The settlement was announced on Wednesday in a press release from the California attorneys involved in the case.
According to the release, $425 million of the settlement will go to the 332 women and girls who said they were sexually assaulted by Nassar, a former MSU athletic department physician who pleaded guilty to molesting patients but called it medical treatment.
The remaining $75 million will be put into a trust fund for two years to protect any future claims alleging sexual abuse by Nassar.
The $500 million agreement is believed to be the largest settlement ever in a sexual misconduct case involving a university, according to ESPN.
"This historic settlement came about through the bravery of more than 300 women and girls who had the courage to stand up and refuse to be silenced," said attorney John Manly.

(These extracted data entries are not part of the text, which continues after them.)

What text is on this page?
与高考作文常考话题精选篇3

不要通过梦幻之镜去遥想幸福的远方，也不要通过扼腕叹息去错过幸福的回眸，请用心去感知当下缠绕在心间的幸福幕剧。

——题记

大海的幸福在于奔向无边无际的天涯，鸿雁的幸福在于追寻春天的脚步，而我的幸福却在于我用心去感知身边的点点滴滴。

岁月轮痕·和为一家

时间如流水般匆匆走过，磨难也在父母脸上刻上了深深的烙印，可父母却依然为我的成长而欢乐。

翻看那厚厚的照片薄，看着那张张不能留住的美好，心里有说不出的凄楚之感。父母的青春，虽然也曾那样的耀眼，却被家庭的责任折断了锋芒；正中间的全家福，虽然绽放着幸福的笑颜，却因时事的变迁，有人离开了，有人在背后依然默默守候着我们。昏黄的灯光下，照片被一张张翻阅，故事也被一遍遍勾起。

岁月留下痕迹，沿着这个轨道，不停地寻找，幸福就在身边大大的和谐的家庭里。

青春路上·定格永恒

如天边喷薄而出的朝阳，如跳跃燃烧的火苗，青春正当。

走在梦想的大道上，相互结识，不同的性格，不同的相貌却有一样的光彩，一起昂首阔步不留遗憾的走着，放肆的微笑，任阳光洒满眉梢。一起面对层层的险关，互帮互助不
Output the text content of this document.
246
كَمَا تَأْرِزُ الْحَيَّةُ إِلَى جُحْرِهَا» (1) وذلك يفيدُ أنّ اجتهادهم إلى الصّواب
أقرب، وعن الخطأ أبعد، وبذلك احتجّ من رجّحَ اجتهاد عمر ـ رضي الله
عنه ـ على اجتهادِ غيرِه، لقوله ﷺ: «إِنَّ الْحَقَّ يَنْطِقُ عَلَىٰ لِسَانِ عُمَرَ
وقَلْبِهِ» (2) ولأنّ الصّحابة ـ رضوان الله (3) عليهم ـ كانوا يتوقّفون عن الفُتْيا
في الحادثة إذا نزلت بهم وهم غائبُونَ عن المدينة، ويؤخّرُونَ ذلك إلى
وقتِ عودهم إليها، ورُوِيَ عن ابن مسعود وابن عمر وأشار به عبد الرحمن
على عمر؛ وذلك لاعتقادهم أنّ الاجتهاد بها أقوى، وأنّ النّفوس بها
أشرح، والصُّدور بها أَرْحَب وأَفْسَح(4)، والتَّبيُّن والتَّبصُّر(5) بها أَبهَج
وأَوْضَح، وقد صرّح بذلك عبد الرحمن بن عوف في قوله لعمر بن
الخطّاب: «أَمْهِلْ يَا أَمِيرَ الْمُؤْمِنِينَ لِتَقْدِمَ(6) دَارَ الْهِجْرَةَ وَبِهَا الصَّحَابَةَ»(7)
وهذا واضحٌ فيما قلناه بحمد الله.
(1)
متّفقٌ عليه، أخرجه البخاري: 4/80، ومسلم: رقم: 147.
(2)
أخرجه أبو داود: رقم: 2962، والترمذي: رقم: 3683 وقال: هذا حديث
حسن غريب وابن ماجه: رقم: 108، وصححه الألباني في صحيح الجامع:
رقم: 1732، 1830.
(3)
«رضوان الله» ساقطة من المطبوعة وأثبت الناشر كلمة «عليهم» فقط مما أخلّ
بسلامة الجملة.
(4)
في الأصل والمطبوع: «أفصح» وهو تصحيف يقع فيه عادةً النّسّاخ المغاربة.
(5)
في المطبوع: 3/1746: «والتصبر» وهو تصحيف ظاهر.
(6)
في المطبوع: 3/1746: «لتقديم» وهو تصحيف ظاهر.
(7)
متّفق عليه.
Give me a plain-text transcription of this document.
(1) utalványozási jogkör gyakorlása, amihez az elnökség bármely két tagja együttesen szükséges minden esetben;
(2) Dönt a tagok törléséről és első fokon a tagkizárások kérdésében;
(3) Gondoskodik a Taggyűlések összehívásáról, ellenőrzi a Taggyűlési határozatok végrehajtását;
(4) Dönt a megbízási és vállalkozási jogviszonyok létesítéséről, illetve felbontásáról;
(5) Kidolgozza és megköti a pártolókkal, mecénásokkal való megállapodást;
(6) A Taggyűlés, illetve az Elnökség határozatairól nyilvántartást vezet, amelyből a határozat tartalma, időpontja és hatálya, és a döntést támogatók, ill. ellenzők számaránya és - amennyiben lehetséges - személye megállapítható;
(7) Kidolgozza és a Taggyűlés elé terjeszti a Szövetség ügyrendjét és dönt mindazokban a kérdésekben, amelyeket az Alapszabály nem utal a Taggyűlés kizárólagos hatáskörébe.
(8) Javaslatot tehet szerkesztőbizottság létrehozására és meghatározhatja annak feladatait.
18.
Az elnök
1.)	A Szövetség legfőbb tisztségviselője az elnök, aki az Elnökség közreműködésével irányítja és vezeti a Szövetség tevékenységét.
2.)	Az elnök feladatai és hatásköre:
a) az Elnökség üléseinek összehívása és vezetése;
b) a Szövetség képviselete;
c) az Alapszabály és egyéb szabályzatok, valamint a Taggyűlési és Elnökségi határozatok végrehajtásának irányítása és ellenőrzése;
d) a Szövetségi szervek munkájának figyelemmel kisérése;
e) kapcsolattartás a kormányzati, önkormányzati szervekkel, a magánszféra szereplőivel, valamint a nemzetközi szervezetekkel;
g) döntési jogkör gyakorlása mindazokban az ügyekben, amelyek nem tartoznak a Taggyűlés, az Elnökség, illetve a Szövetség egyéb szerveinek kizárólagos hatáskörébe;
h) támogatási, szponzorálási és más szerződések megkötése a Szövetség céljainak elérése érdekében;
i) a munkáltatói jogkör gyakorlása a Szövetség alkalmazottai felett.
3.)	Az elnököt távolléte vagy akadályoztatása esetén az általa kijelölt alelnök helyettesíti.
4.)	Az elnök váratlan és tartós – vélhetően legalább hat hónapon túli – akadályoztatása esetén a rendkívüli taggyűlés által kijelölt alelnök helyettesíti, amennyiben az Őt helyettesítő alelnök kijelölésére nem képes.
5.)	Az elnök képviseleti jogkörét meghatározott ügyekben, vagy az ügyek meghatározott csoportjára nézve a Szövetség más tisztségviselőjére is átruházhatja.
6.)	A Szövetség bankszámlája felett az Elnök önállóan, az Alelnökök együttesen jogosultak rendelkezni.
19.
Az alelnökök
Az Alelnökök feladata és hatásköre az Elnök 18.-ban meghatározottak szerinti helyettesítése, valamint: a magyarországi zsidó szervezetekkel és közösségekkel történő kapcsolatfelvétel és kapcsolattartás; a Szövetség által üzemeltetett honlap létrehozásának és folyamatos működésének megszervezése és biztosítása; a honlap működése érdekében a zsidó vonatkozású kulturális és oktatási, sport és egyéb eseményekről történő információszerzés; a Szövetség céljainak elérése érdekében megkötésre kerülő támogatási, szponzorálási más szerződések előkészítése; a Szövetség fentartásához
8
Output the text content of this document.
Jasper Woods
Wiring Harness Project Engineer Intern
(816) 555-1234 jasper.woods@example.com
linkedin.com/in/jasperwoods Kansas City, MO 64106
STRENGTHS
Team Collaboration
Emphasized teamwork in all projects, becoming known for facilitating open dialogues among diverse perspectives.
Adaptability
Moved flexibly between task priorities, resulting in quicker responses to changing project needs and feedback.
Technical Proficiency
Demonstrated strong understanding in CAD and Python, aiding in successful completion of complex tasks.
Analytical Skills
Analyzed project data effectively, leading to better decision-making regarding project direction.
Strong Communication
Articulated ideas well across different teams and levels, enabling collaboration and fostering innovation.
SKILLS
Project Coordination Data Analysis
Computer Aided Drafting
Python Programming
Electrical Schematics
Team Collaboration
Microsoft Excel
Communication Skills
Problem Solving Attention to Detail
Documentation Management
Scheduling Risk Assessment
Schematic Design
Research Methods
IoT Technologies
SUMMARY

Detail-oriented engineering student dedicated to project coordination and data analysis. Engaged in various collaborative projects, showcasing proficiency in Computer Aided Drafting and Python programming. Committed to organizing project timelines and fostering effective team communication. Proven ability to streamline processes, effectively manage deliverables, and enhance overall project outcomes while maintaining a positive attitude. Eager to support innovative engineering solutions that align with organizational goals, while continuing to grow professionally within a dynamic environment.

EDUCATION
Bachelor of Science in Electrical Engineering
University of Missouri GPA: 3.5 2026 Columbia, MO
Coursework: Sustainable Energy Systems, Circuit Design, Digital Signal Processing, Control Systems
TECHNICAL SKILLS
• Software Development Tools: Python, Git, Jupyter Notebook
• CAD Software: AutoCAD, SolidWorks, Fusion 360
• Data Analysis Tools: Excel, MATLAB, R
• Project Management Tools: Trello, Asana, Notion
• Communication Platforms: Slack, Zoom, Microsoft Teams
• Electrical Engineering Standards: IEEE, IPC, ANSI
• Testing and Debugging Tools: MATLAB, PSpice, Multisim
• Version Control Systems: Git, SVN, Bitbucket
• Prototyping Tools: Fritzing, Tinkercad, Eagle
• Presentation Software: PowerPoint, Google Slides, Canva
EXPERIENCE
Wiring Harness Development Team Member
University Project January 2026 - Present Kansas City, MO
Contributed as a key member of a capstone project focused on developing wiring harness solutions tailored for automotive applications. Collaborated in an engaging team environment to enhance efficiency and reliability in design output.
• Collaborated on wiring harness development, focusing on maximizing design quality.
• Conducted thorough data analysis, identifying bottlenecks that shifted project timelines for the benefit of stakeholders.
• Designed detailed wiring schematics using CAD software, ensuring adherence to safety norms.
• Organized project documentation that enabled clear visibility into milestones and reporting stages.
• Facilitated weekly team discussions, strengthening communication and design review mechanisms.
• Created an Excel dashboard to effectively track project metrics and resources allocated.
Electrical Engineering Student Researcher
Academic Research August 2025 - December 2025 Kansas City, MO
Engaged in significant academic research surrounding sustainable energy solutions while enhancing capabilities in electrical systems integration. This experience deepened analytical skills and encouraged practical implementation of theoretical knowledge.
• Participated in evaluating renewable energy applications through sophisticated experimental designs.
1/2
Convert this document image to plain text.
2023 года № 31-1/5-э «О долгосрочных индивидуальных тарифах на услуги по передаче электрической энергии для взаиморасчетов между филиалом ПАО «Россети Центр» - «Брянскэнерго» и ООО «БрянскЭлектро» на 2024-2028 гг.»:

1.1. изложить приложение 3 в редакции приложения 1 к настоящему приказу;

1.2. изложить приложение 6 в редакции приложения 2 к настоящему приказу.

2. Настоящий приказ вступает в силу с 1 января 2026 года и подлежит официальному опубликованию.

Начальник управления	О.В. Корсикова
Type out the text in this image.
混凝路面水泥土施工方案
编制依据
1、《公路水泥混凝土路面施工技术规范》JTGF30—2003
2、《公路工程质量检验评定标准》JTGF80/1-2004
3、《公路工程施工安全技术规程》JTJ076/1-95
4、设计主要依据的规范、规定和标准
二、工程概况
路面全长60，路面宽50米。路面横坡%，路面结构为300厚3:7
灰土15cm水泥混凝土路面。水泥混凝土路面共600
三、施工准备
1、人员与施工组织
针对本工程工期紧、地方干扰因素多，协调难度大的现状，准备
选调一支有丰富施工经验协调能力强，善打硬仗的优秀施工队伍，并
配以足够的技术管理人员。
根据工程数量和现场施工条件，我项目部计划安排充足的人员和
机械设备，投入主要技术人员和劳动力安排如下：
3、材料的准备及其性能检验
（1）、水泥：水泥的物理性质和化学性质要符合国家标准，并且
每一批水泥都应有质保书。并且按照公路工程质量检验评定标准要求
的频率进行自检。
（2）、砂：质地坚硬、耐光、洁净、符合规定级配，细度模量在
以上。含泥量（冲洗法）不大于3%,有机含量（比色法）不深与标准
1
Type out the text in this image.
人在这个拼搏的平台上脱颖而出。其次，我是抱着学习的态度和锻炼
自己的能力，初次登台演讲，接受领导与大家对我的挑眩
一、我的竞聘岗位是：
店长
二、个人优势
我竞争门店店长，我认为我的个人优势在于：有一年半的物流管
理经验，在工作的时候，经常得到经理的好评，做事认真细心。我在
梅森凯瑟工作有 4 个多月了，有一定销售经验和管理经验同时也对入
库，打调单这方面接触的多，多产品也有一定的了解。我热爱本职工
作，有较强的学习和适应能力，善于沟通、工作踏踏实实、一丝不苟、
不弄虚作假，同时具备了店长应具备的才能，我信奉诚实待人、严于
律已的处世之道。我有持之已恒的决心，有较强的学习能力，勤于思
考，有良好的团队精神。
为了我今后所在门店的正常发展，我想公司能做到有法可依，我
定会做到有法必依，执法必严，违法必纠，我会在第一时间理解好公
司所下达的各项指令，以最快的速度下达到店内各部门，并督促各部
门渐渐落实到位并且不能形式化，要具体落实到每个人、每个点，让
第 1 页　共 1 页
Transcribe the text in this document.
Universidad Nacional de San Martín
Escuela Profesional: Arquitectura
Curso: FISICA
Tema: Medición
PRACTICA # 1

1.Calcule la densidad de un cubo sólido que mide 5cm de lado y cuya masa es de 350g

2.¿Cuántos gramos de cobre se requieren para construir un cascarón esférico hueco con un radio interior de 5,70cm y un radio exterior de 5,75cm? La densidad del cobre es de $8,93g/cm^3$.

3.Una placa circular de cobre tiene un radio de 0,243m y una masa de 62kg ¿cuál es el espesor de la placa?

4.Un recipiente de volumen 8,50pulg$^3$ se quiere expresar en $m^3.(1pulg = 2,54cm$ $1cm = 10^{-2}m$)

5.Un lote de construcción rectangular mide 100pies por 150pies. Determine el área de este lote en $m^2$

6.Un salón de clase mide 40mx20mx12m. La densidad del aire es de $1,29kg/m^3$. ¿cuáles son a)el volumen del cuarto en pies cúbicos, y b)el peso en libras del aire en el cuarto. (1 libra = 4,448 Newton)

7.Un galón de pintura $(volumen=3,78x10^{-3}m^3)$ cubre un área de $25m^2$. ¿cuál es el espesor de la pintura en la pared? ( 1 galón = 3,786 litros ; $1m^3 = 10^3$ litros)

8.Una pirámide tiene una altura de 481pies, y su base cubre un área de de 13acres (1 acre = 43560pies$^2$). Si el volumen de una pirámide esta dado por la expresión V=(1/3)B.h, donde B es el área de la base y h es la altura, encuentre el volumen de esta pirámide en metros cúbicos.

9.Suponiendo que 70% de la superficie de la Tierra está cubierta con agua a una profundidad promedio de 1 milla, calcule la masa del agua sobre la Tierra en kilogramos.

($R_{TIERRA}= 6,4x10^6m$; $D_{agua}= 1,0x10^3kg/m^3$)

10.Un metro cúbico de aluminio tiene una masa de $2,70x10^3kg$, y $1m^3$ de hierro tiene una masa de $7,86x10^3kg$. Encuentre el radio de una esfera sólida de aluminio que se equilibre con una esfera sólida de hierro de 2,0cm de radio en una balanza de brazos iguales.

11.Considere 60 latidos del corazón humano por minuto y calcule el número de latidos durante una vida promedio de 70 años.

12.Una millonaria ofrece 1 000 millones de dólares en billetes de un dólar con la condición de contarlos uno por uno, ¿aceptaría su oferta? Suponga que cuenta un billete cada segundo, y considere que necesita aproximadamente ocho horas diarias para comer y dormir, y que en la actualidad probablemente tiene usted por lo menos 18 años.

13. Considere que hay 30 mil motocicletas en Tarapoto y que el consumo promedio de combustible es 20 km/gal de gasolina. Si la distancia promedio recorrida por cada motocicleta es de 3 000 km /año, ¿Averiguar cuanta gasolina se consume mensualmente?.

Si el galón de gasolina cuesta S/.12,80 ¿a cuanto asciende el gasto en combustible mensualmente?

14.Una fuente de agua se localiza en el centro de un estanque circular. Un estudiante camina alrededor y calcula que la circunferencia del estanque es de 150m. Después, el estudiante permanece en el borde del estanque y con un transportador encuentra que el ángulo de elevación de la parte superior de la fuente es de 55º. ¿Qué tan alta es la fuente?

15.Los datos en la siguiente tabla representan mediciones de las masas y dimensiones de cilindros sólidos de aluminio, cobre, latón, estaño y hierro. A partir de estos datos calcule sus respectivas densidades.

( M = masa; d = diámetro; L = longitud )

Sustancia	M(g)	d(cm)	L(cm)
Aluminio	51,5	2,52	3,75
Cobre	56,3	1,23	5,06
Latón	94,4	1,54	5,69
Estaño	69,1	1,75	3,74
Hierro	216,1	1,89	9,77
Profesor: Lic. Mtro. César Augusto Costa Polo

"It is the sincere hope of all of the survivors that the legacy of this settlement will be far-reaching institutional reform that will end the threat of sexual assault in sports, schools and throughout our society."
University board chairman Brian Breslin also issued a written statement on Wednesday:
It read: "We are truly sorry to all the survivors and their families for what they have been through, and we admire the courage it has taken to tell their stories.
"We recognise the need for change on our campus and in our community around sexual assault awareness and prevention. A successful resolution to the litigation is a positive step in moving us all forward.
"We will continue working as a board to address the necessary changes and improvements that are needed at our university. We appreciate the hard work of the mediator and the parties involved in coming to this fair resolution."
In addition to Nassar's role with Michigan State, he also served as a USA Gymnastics doctor. However, the settlement covers only the victims connected to Michigan State.
On the same day the settlement was announced, ESPN revealed the sexual abuse survivors who spoke out against Nassar will be this year's Arthur Ashe Courage Award winners, who will be honored July 18 at the ESPYs.
Nassar, 54, faces up to 175 years in Michigan state prison for criminal sexual conduct after more than 200 victims came forward at his sentencing hearings in January. He is currently serving a 60-year sentence in federal prison for possessing child pornography.